Bug #9045: overlayfs breaks AppArmor - Tails - Tails Ticket Tracker

Bug #9045

Feature #8415: Migrate from aufs to overlayfs

overlayfs breaks AppArmor

Added by intrigeri over 4 years ago. Updated almost 3 years ago.

Status:

Resolved

Priority:

Normal

Assignee:

Category:

Target version:

Start date:

03/10/2015

Due date:

% Done:

100%

Feature Branch:

feature/8415-overlayfs-stretch

Type of work:

Code

Blueprint:

https://tails.boum.org/contribute/design/application_isolation/#overlayfs

Starter:

Affected tool:

Description

Reference: https://bugs.launchpad.net/apparmor/+bug/1408106

At March, 2015 AppArmor meeting:

jjohansen: overlayfs is currently just broken, and we are going to be working with upstream to try to get it fixed
darix: are the current issues documented somewhere?
jjohansen: upstream has already begun working on fixing many of the issues involved we just need to make sure we are on top of it and providing them feedback, and maybe a patch or two if needed
jjohansen: darix: only sort of in the lkml/fsdevel threads around the issues
jjohansen: it affect more than just apparmor
[...]
jjohansen: to summarize, basically overlayfs took some short cuts and some places the hooks see the upper (overlayfs) dentry/vfsmnt
jjohansen: and some places only see the lower dentry/vfsmnt (which is also a private clone mnt)
tyhicks: darix: this is a decent placeholder bug to follow for the general overlayfs issue: https://bugs.launchpad.net/apparmor/+bug/1408106
jjohansen: once the overlayfs issues are fixed we should be good with doing unioning via overlayfs
intrigeri: be sure that I'll (have to) test it, including with multiple lower-layers
[...]
jjohansen: intrigeri: yeah we will have to test it too, there are several projects that want to use it

Associated revisions

Revision 28f17d93 (diff)
Added by segfault 13 days ago

Fix Tor Browser AppArmor profile not tweaked for overlayfs (refs: #9045)

History

#1 Updated by intrigeri over 4 years ago

Description updated (diff)
Status changed from New to Confirmed
Blueprint set to https://tails.boum.org/contribute/design/application_isolation/#overlayfs

#2 Updated by intrigeri over 4 years ago

Target version set to Sustainability_M1

#3 Updated by intrigeri over 4 years ago

Description updated (diff)

#4 Updated by intrigeri over 4 years ago

Feature Branch set to feature/8415-overlayfs

On current feature/8415-overlayfs, the profiles for Vidalia, Tor Browser and cupsd are loaded and enforced (so say aa-status).
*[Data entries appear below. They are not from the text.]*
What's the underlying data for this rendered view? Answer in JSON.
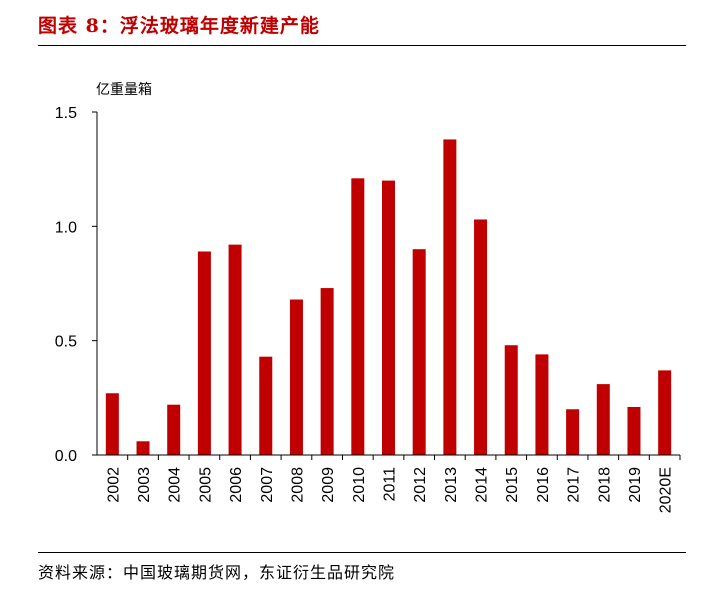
{
  "figure": {
    "title": "图表 8：浮法玻璃年度新建产能",
    "source": "资料来源：中国玻璃期货网，东证衍生品研究院"
  },
  "chart_data": {
    "type": "bar",
    "title": "",
    "ylabel": "亿重量箱",
    "xlabel": "",
    "ylim": [
      0,
      1.5
    ],
    "yticks": [
      0.0,
      0.5,
      1.0,
      1.5
    ],
    "ytick_labels": [
      "0.0",
      "0.5",
      "1.0",
      "1.5"
    ],
    "categories": [
      "2002",
      "2003",
      "2004",
      "2005",
      "2006",
      "2007",
      "2008",
      "2009",
      "2010",
      "2011",
      "2012",
      "2013",
      "2014",
      "2015",
      "2016",
      "2017",
      "2018",
      "2019",
      "2020E"
    ],
    "values": [
      0.27,
      0.06,
      0.22,
      0.89,
      0.92,
      0.43,
      0.68,
      0.73,
      1.21,
      1.2,
      0.9,
      1.38,
      1.03,
      0.48,
      0.44,
      0.2,
      0.31,
      0.21,
      0.37
    ],
    "bar_color": "#c00000",
    "grid": false,
    "legend": "none"
  }
}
However, indeed they don't seem to be effective: I could save a page into ~/.gnupg/ from Tor Browser.

#5 Updated by sajolida about 4 years ago

Target version changed from Sustainability_M1 to 2016

#6 Updated by intrigeri over 3 years ago

I've just pinged the upstream bug to ask for a timeline update. Let's see what happens there before we decide something wrt. #10298 (building aufs out-of-tree modules vs. waiting for AppArmor to support overlayfs).

#7 Updated by BitingBird over 3 years ago

Status changed from Confirmed to In Progress
% Done changed from 0 to 10

#8 Updated by intrigeri over 3 years ago

Priority changed from Elevated to Normal
Target version deleted (~~2016~~)

Given we could do #10298 without migrating to overlayfs, we removed this from our roadmap at the summit this year.
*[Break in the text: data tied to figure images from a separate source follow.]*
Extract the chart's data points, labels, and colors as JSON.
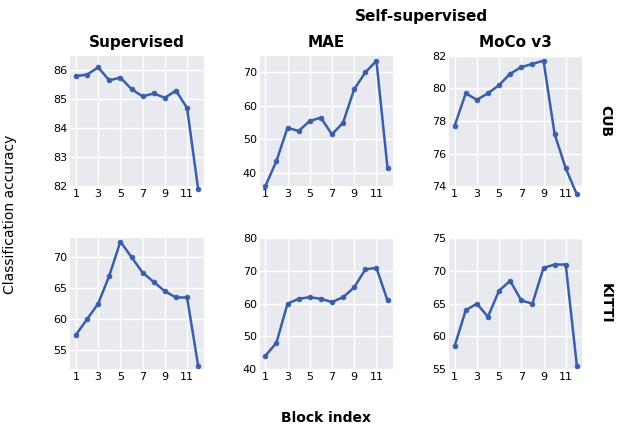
{
  "x": [
    1,
    2,
    3,
    4,
    5,
    6,
    7,
    8,
    9,
    10,
    11,
    12
  ],
  "x_ticks": [
    1,
    3,
    5,
    7,
    9,
    11
  ],
  "supervised_cub": [
    85.8,
    85.85,
    86.1,
    85.65,
    85.75,
    85.35,
    85.1,
    85.2,
    85.05,
    85.3,
    84.7,
    81.9
  ],
  "supervised_kitti": [
    57.5,
    60.0,
    62.5,
    67.0,
    72.5,
    70.0,
    67.5,
    66.0,
    64.5,
    63.5,
    63.5,
    52.5
  ],
  "mae_cub": [
    36.0,
    43.5,
    53.5,
    52.5,
    55.5,
    56.5,
    51.5,
    55.0,
    65.0,
    70.0,
    73.5,
    41.5
  ],
  "mae_kitti": [
    44.0,
    48.0,
    60.0,
    61.5,
    62.0,
    61.5,
    60.5,
    62.0,
    65.0,
    70.5,
    71.0,
    61.0
  ],
  "moco_cub": [
    77.7,
    79.7,
    79.3,
    79.7,
    80.2,
    80.9,
    81.3,
    81.5,
    81.7,
    77.2,
    75.1,
    73.5
  ],
  "moco_kitti": [
    58.5,
    64.0,
    65.0,
    63.0,
    67.0,
    68.5,
    65.5,
    65.0,
    70.5,
    71.0,
    71.0,
    55.5
  ],
  "line_color": "#3a5fa8",
  "marker_size": 3.5,
  "line_width": 1.8,
  "bg_color": "#e8eaf0",
  "grid_color": "white",
  "title_supervised": "Supervised",
  "title_selfsup": "Self-supervised",
  "title_mae": "MAE",
  "title_moco": "MoCo v3",
  "ylabel_cub": "CUB",
  "ylabel_kitti": "KITTI",
  "xlabel": "Block index",
  "overall_ylabel": "Classification accuracy",
  "ylim_sup_cub": [
    82.0,
    86.5
  ],
  "ylim_sup_kitti": [
    52.0,
    73.0
  ],
  "ylim_mae_cub": [
    36.0,
    75.0
  ],
  "ylim_mae_kitti": [
    40.0,
    80.0
  ],
  "ylim_moco_cub": [
    74.0,
    82.0
  ],
  "ylim_moco_kitti": [
    55.0,
    75.0
  ]
}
#9 Updated by intrigeri almost 3 years ago

Subgraph OS (live) uses overlayfs and enables AppArmor.

aa-status says that some processes (e.g. dhclient, NM and Tor) are confined.
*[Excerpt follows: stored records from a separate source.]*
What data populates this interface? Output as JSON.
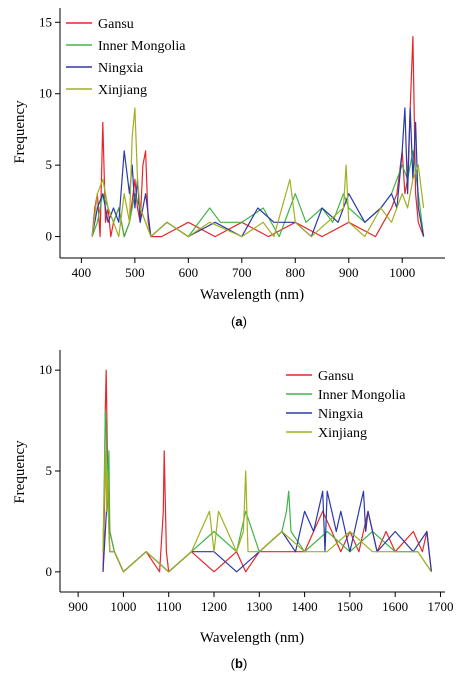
{
  "panels": [
    {
      "label_open": "(",
      "label_letter": "a",
      "label_close": ")"
    },
    {
      "label_open": "(",
      "label_letter": "b",
      "label_close": ")"
    }
  ],
  "colors": {
    "Gansu": "#e8262a",
    "Inner Mongolia": "#3fb548",
    "Ningxia": "#2b3aa6",
    "Xinjiang": "#a2b01f"
  },
  "chart_data": [
    {
      "type": "line",
      "title": "",
      "xlabel": "Wavelength (nm)",
      "ylabel": "Frequency",
      "xlim": [
        360,
        1080
      ],
      "ylim": [
        -1.5,
        16
      ],
      "xticks": [
        400,
        500,
        600,
        700,
        800,
        900,
        1000
      ],
      "yticks": [
        0,
        5,
        10,
        15
      ],
      "legend_position": "top-left",
      "series": [
        {
          "name": "Gansu",
          "x": [
            420,
            425,
            430,
            435,
            440,
            445,
            450,
            455,
            460,
            470,
            480,
            490,
            500,
            505,
            510,
            515,
            520,
            525,
            530,
            550,
            600,
            650,
            700,
            750,
            800,
            850,
            900,
            950,
            980,
            990,
            1000,
            1005,
            1010,
            1015,
            1020,
            1025,
            1030,
            1040
          ],
          "y": [
            0,
            2,
            3,
            0,
            8,
            1,
            2,
            0,
            1,
            2,
            0,
            1,
            4,
            2,
            1,
            5,
            6,
            1,
            0,
            0,
            1,
            0,
            1,
            0,
            1,
            0,
            1,
            0,
            2,
            3,
            6,
            3,
            4,
            9,
            14,
            3,
            1,
            0
          ]
        },
        {
          "name": "Inner Mongolia",
          "x": [
            420,
            430,
            440,
            450,
            460,
            470,
            480,
            490,
            500,
            510,
            520,
            530,
            560,
            600,
            640,
            660,
            700,
            740,
            770,
            790,
            800,
            820,
            850,
            870,
            890,
            900,
            930,
            960,
            980,
            1000,
            1010,
            1020,
            1030,
            1040
          ],
          "y": [
            0,
            1,
            3,
            2,
            1,
            2,
            0,
            1,
            3,
            2,
            1,
            0,
            1,
            0,
            2,
            1,
            1,
            2,
            0,
            2,
            3,
            1,
            2,
            1,
            3,
            2,
            1,
            2,
            3,
            5,
            4,
            6,
            3,
            0
          ]
        },
        {
          "name": "Ningxia",
          "x": [
            420,
            430,
            440,
            450,
            460,
            470,
            480,
            490,
            495,
            500,
            505,
            510,
            520,
            530,
            560,
            600,
            650,
            700,
            730,
            760,
            800,
            830,
            850,
            880,
            900,
            930,
            960,
            980,
            990,
            1000,
            1005,
            1010,
            1015,
            1020,
            1025,
            1030,
            1040
          ],
          "y": [
            0,
            2,
            3,
            1,
            2,
            1,
            6,
            3,
            5,
            2,
            4,
            1,
            3,
            0,
            1,
            0,
            1,
            0,
            2,
            1,
            1,
            0,
            2,
            1,
            3,
            1,
            2,
            3,
            2,
            6,
            9,
            3,
            9,
            4,
            8,
            2,
            0
          ]
        },
        {
          "name": "Xinjiang",
          "x": [
            420,
            430,
            440,
            450,
            460,
            470,
            480,
            490,
            495,
            500,
            505,
            510,
            520,
            530,
            560,
            600,
            640,
            700,
            740,
            760,
            790,
            800,
            830,
            860,
            890,
            895,
            900,
            930,
            960,
            980,
            1000,
            1010,
            1020,
            1030,
            1040
          ],
          "y": [
            0,
            3,
            4,
            2,
            1,
            0,
            3,
            1,
            7,
            9,
            4,
            2,
            1,
            0,
            1,
            0,
            1,
            0,
            1,
            0,
            4,
            1,
            0,
            1,
            2,
            5,
            1,
            0,
            2,
            1,
            3,
            2,
            4,
            5,
            2
          ]
        }
      ]
    },
    {
      "type": "line",
      "title": "",
      "xlabel": "Wavelength (nm)",
      "ylabel": "Frequency",
      "xlim": [
        860,
        1710
      ],
      "ylim": [
        -1,
        11
      ],
      "xticks": [
        900,
        1000,
        1100,
        1200,
        1300,
        1400,
        1500,
        1600,
        1700
      ],
      "yticks": [
        0,
        5,
        10
      ],
      "legend_position": "top-right",
      "series": [
        {
          "name": "Gansu",
          "x": [
            955,
            958,
            960,
            962,
            965,
            970,
            980,
            1000,
            1050,
            1080,
            1088,
            1090,
            1095,
            1100,
            1150,
            1200,
            1250,
            1270,
            1300,
            1400,
            1420,
            1440,
            1460,
            1480,
            1500,
            1520,
            1540,
            1560,
            1580,
            1600,
            1640,
            1660,
            1670,
            1675,
            1680
          ],
          "y": [
            0,
            3,
            8,
            10,
            5,
            2,
            1,
            0,
            1,
            0,
            3,
            6,
            1,
            0,
            1,
            0,
            1,
            0,
            1,
            1,
            2,
            3,
            2,
            1,
            2,
            1,
            3,
            1,
            2,
            1,
            2,
            1,
            2,
            1,
            0
          ]
        },
        {
          "name": "Inner Mongolia",
          "x": [
            955,
            958,
            960,
            962,
            965,
            968,
            970,
            980,
            1000,
            1050,
            1100,
            1150,
            1200,
            1250,
            1270,
            1300,
            1350,
            1360,
            1365,
            1370,
            1400,
            1450,
            1500,
            1550,
            1600,
            1650,
            1680
          ],
          "y": [
            1,
            5,
            8,
            7,
            4,
            6,
            2,
            1,
            0,
            1,
            0,
            1,
            2,
            1,
            3,
            1,
            2,
            3,
            4,
            2,
            1,
            2,
            1,
            2,
            1,
            1,
            0
          ]
        },
        {
          "name": "Ningxia",
          "x": [
            955,
            960,
            965,
            970,
            980,
            1000,
            1050,
            1100,
            1150,
            1200,
            1250,
            1300,
            1350,
            1380,
            1400,
            1420,
            1440,
            1445,
            1450,
            1460,
            1470,
            1480,
            1500,
            1520,
            1530,
            1535,
            1540,
            1560,
            1600,
            1640,
            1670,
            1675,
            1680
          ],
          "y": [
            0,
            2,
            4,
            1,
            1,
            0,
            1,
            0,
            1,
            1,
            0,
            1,
            2,
            1,
            3,
            2,
            4,
            1,
            4,
            3,
            2,
            3,
            1,
            3,
            4,
            2,
            3,
            1,
            2,
            1,
            2,
            1,
            0
          ]
        },
        {
          "name": "Xinjiang",
          "x": [
            955,
            958,
            960,
            963,
            965,
            968,
            970,
            980,
            1000,
            1050,
            1100,
            1150,
            1190,
            1200,
            1210,
            1250,
            1265,
            1270,
            1275,
            1300,
            1350,
            1400,
            1450,
            1500,
            1550,
            1600,
            1650,
            1680
          ],
          "y": [
            1,
            4,
            6,
            3,
            5,
            2,
            1,
            1,
            0,
            1,
            0,
            1,
            3,
            1,
            3,
            1,
            2,
            5,
            1,
            1,
            2,
            1,
            1,
            2,
            1,
            1,
            1,
            0
          ]
        }
      ]
    }
  ]
}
I see some aliases set up:

alias / -> /lib/live/mount/overlay/,
alias / -> /lib/live/mount/rootfs/filesystem.squashfs/,
alias / -> /rw/,

I've started a feature/stretch ISO, dropped union=aufs (so the default, i.e. overlayfs, is used), added alias / -> /rw/,, added flags=(attach_disconnected) to the usr.bin.evince profile and it seems to behave as it should: Evince can open stuff in /usr, but not in ~/.gnupg. So it might be that adding this flag to all the profiles we ship would be enough.